When the main go-routine in zedrouter receives a new network instance (previously not seen), it calls the bridge manager create function that does any required setup and launches a new go-routine. This new go-routine (dubbed bridge manager) finishes the creation of any bridge interfaces along with dnsmasq configuration and launches any required processes. Bridge manager then jumps into a select loop that watches for any AppAdapterConfig objects coming from the main event loop for creation of app networks. Bridge manager also publishes AppAdapterStatus after successful initialization. Main zedrouter event loop subscribes to NetworkInstanceStatus from bridge managers in order to keep track of the currently running bridge managers  by maintaining a map data structure of the currently running bridge managers.

onlineBridgeManagers map[uuid.UUID]NetworkInstanceStatus

 

App network Create/Modify:

AppNetworkConfig objects come with a list of UnderlayNetworkConfig objects that describe it’s network connections. Each of these application underlay networks will be connected to individual network instances that are implemented by specific bridge manager go-rotines.

Main event loop in zedrouter publishes AppAdapterConfig to required bridge managers irrespective of them being online. Bridge managers that get started late shall receive all pending AppAdapterConfig objects by subscribing to the agent scope pubsub channel corresponding to their UUID. Any AppAdapterStatus objects with their corresponding bridge managers offline (not present) will be marked accordingly (with error message in status) in AppNetworkStatus and the entire AppNetworkStatus will be kept in pending state till all required network instances (bridge managers) get created.
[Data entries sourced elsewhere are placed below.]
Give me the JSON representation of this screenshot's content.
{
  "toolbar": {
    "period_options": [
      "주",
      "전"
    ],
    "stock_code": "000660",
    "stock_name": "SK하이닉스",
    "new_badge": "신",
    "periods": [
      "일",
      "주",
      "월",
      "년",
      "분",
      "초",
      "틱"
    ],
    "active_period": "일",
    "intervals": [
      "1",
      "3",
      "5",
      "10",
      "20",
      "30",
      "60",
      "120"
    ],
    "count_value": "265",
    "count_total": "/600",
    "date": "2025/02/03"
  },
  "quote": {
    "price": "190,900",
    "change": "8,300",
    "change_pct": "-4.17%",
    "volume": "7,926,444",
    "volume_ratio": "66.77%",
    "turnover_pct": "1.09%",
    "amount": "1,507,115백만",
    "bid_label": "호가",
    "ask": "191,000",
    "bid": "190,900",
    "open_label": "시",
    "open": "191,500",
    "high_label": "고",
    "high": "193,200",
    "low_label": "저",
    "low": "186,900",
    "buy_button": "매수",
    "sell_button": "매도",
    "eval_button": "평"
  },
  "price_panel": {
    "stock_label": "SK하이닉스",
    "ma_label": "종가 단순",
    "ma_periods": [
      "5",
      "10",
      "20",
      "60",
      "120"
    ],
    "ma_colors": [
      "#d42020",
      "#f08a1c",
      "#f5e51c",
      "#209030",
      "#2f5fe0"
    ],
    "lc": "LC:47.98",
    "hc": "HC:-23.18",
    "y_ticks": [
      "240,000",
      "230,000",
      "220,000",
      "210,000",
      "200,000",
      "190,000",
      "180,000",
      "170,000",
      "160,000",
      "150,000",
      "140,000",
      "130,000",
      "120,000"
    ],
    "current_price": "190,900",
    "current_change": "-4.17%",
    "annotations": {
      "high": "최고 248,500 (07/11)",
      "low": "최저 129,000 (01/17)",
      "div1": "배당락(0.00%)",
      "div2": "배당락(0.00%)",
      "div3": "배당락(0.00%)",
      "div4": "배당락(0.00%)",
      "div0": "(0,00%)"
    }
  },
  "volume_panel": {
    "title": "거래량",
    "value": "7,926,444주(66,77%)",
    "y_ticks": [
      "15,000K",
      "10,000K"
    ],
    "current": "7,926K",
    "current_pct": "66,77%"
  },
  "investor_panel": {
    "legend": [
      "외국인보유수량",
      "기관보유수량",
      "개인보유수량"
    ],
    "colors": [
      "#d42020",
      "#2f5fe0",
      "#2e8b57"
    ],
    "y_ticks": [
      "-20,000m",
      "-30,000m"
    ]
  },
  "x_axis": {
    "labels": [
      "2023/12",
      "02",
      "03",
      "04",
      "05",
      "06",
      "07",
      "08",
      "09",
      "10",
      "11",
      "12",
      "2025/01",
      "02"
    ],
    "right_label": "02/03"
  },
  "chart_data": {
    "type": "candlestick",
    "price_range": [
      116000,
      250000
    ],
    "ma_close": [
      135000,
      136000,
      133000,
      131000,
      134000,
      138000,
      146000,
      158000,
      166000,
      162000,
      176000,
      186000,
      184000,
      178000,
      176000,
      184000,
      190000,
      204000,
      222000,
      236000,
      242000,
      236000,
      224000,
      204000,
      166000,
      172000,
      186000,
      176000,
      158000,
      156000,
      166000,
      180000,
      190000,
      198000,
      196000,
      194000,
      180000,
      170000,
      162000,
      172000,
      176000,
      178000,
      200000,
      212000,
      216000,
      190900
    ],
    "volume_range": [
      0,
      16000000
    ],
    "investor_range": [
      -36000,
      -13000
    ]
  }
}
Rapid configuration updates:

When the AppNetworkConfig corresponding to a particular app is still under process (not finished with setup), zedrouter may receive subsequent activate/deactivate, modify/delete messages for the same app network. Zedrouter to tackle this case will use a version based target counter in AppNetworkStatus (TargetVersion field in AppNetworkStatus). Every time a new update for an existing AppNetworkConfig arrives, zedrouter increments the TargetVersion field, moves AppNetworkStatus into pending state  and sends off the required AppAdapterConfig objects to respective bridge managers. Only when all required bridge managers send back AppAdapterStatus with TargetVersion expected, will the zedrouter move AppNetworkStatus out of pending state. All intermediate AppAdapterStatus updates from individual bridge managers will be updated in AppNetworkStatus by zedrouter and published (still in pending state). This works in eventual consistency mode, where AppNetworkStatus objects transition through a sequence of changes before reaching a state that is consistent with their corresponding latest AppNetworkConfig from the cloud.

When bridge managers receive network instance delete messages with application networks still connected, the bridge manager will destroy all application adapters (including any state) connected to it and publish corresponding AppAdapterStatus messages. This way zedrouter knows that there are changes in AppNetworkStatus.